Oil and methane gas is different.
In February, the Trump administration announced an unprecedented attack to sabotage the Environmental Protection Agency’s ability to do its job. At the center of that effort is the science-based “Endangerment Finding”, which found greenhouse gases “may be reasonably anticipated to endanger public health or welfare.” This finding resulted in the regulation of greenhouse gases from cars and other vehicles under the part of the Clean Air Act that addresses mobile sources. It also preceded similar, but separate, scientific findings and legal determinations under other sections of the Clean Air Act that stationary sources are covered under. Voiding the Endangerment Finding is one of the greatest attacks on the ability of the federal government to tackle the climate crisis to date.
But national rules to cut methane pollution from the oil and gas industry remain intact. The administration’s assault on the Endangerment Finding does not, in and of itself, jeopardize these rules.
Here’s why and what comes next.
The first reason is a simple yet slightly technical one.
The Trump administration has primarily focused on undermining rules that cut pollution from cars. The EPA’s power to regulate car pollution comes from a specific section of the Clean Air Act (section 202). It was for this section alone that the 2009 Endangerment finding was made. It is this section alone that the Trump administration’s action attacks.
Methane and other ‘stationary sources’ of pollution, such as factories, refineries, and power plants are regulated under a different section of the Clean Air Act – section 111.
The second reason is a big one!
Another key argument made by the Trump administration to attack the Endangerment Finding is that Congress never explicitly passed a law ordering the EPA to regulate climate pollution. It is a bold argument from an administration that ignores Congress on everything else, including the decision to go to war.
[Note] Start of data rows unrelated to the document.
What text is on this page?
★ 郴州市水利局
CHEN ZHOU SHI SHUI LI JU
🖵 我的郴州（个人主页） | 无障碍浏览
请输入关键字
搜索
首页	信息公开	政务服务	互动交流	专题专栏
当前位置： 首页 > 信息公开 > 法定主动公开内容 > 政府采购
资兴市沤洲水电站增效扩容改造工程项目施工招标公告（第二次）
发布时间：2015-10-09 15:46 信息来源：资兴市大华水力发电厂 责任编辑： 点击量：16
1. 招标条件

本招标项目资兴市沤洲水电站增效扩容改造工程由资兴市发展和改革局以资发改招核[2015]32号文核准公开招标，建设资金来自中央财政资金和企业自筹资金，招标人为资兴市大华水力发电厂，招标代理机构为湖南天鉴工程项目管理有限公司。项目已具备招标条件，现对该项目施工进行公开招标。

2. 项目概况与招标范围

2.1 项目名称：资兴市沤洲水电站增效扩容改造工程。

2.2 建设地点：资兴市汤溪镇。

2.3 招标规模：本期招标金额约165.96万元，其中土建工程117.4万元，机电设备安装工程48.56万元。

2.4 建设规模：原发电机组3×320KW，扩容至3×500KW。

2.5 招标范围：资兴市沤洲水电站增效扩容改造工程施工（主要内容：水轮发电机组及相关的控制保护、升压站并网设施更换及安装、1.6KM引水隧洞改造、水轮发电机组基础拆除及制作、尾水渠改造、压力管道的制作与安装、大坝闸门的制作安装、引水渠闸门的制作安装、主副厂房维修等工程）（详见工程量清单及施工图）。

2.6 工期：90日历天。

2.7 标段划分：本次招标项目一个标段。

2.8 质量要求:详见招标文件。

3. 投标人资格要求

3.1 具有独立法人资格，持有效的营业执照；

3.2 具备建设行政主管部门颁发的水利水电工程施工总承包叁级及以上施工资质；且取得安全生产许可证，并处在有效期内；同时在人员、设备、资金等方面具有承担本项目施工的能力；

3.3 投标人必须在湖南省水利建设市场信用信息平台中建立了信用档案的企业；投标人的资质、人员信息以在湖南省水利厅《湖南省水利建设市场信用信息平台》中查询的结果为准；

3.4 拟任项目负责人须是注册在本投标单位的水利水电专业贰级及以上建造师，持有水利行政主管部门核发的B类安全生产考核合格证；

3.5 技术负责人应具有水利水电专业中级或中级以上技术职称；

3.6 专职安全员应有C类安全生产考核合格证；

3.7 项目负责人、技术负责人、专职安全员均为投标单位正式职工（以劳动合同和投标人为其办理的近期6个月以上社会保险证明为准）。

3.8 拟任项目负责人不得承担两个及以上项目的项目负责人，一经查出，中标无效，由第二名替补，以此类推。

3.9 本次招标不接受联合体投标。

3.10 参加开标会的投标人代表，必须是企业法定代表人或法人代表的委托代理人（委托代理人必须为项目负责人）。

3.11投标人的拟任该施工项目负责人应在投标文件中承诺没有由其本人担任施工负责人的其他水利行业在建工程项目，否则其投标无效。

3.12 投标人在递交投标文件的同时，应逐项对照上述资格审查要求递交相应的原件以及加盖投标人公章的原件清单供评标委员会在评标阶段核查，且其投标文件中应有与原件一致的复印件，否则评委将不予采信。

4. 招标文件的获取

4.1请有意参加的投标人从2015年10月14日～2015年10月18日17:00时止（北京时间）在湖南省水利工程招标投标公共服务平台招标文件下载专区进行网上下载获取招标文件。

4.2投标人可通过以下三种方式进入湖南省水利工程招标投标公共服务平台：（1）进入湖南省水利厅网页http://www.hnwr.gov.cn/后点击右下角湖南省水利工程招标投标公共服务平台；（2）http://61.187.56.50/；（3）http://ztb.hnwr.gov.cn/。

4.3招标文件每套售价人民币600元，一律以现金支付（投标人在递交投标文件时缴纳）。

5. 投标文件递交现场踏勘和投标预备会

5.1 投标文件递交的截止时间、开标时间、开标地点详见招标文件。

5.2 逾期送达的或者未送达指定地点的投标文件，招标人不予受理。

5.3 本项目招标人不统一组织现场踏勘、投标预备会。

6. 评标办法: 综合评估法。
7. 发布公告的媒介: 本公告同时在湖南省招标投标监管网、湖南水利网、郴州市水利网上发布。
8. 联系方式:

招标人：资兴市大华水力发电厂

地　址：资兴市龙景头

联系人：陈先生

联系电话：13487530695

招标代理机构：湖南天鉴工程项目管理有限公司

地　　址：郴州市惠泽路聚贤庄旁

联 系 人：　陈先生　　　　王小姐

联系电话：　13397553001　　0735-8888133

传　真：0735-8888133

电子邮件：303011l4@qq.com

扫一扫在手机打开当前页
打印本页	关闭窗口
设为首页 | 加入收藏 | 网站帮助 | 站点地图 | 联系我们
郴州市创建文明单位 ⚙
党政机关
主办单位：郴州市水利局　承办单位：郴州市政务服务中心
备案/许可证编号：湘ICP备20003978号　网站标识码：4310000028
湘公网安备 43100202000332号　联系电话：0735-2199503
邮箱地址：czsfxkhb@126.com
It is also an argument that has been lost in court before, as the seminal case Massachusetts v. EPA held that the Clean Air Act is “unambiguous” that greenhouses gases are “air pollutants” under that law But, both of those points aside, Congress has explicitly recognized EPA’s authority to cut methane emissions in the way that it has. And, Congress did so on two occasions: once in 2021 through a Congressional Review Act resolution disapproving of a 2020 attempt to deregulate methane and again through the 2022 Inflation Reduction Act via the Methane Emissions Reduction Program, and amendment to the Clean Air Act.
This is fantastic news at a time in desperate need of some.
Methane is an incredibly dangerous climate change accelerant. In the short-term (~20 years), it is 80x more powerful at warming the planet than CO2, and responsible for a third of the warming that has already happened. It leaks at every step of the supply chain – from the hole drilled in the oil and gas fields to the stove top in your kitchen. When it leaks, it is often released with other pollutants, including cancer-causing toxics.
Now is still the time to act.
Let’s be clear – revoking any part of the ‘Endangerment Finding’ or EPA’s authority to regulate greenhouse gases from any sector is awful and harmful, no doubt. Even if the attack is ultimately defeated in courts or Congress, the delay or suspension of rules to cut pollution hurts families and sets the U.S. on a reverse course on climate than the rest of the world. Lee Zeldin, the EPA Administrator, and Donald Trump continue to play politics with public health and the nation’s economy for the sake of ideology, and to the boon of profits to some donors and supporters. We must fight back against these attacks to ensure clean air and healthy, vibrant communities.
But for now, national methane rules are still on the books, and oil and gas states like New Mexico, Pennsylvania, and Colorado must keep working to build strong methane controls, including using new technologies like methane satellites to detect and reduce even more pollution.
Activists, communities, scientists, and policymakers fought for years to cut methane gas and slow the climate crisis. Now is the time to keep up demands that our elected officials do their part.